Louloudillon 2014 Oct 10

via @louloudillon

Council houses not councillors’ houses

7 Oct

Campaigners leaving the Carpenters Estate

Campaigners leave the Carpenters Estate with their heads held high (pic via @hackofalltrades)

Under increasing pressure from a flood of bad press and a Standards Committee investigation that won’t go away, Sir Robin has re-tooled his half-hearted apology to the Focus E15 mums into a column for the Guardian

After a bit of grandstanding about his ‘victory’ in winning back possession of the four perfectly habitable flats he’d left empty for years, the mayor turns his attention to the causes of the housing crisis:

The lack of housing supply, the Conservative government’s barbaric benefit bashing and the private rented sector’s spiralling rents and declining standards are a triple whammy.

Of course, he doesn’t mention his own personal contributions: NewShare, his partnership with Countrywide PLC that will flog off council homes in a ‘shared equity’ scheme; Red Doors Ventures, a council-owned development company that will build 3,500 home for private rent – the majority of them at full market rates; the repeated failure of planners to require developers to deliver social housing; the consistent commuting of section 106 obligations into cash payments that vanish into the general budget instead of being spent on housing; the intentional running down of the Carpenters Estate, leaving hundreds of serviceable homes sitting empty. This list goes on and on.

The mayor also glosses over the contribution of many of his Labour colleagues on council who are active in the private rented sector as landlords. They are getting fat from those spiralling market rents and ever-ballooning London property values.

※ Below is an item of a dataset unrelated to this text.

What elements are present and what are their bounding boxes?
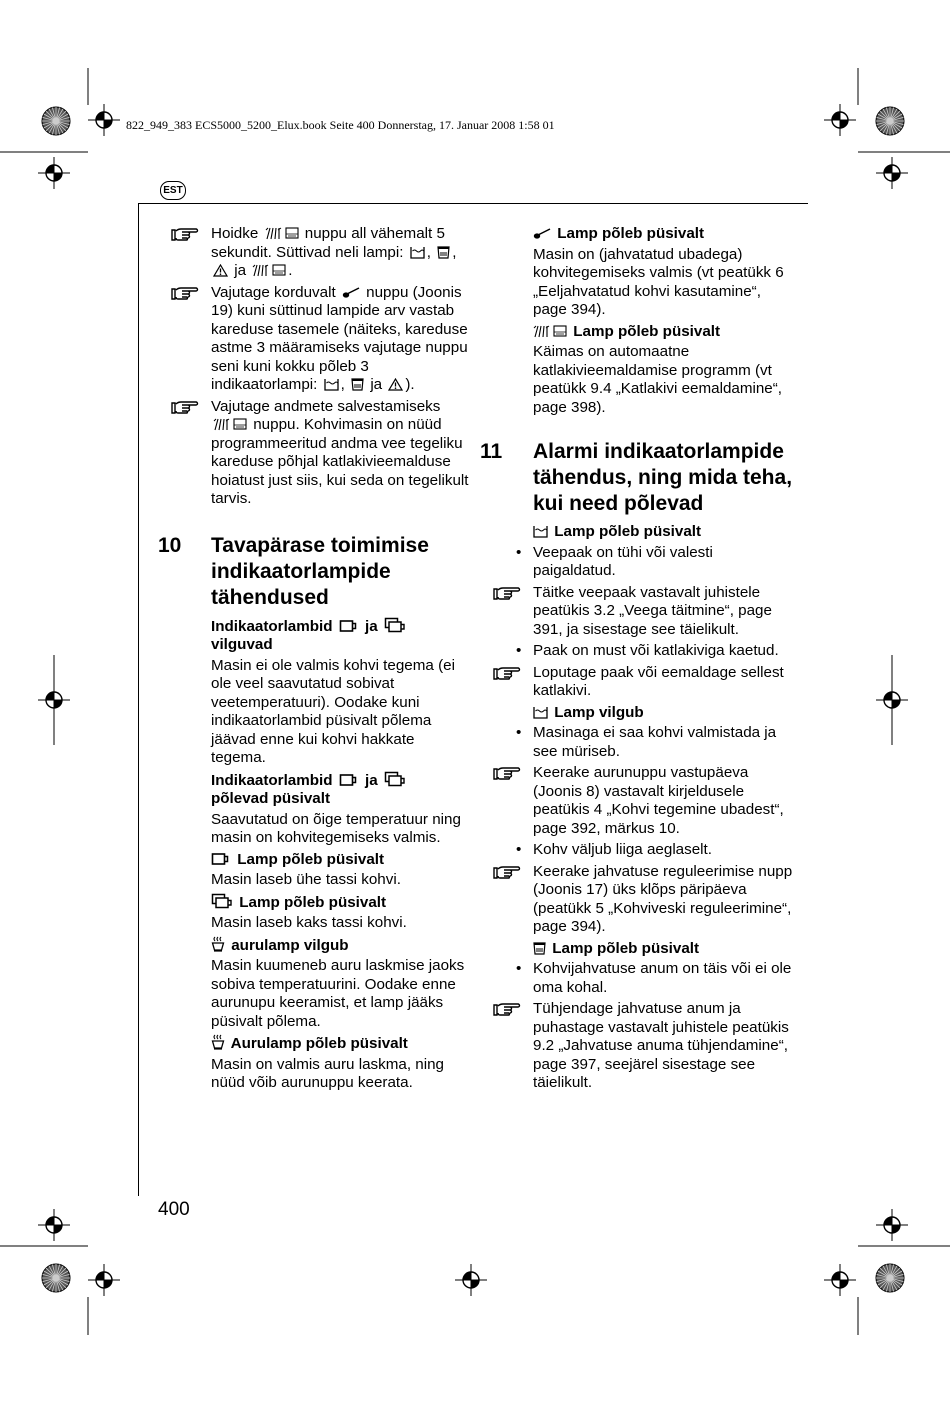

Ayesha Chowdhury, community lead councillor for Beckton, has a portfolio of 18 properties in Newham, 17 of which are rented out. Ahmed Noor (Plaistow S) lists 6 properties in the register of interests; Unmesh Desai, Cabinet Member for Crime and Anti Social Behaviour, owns 5 properties; Mukesh Patel (Green St E) also has 5, as does Anthony McAlmont, chair of the Overview and Scrutiny Committee; Rohima Rahman, Forest Gate’s lead councillor, scrapes by with a mere 3 – two she owns and one leased from the council. There are many others who have a couple of properties listed.

As social housing is shut down or sold off and the private sector booms these rentier capitalists are quids in.

Poor Sir Robin: with just one home to his name, must feel a bit left out.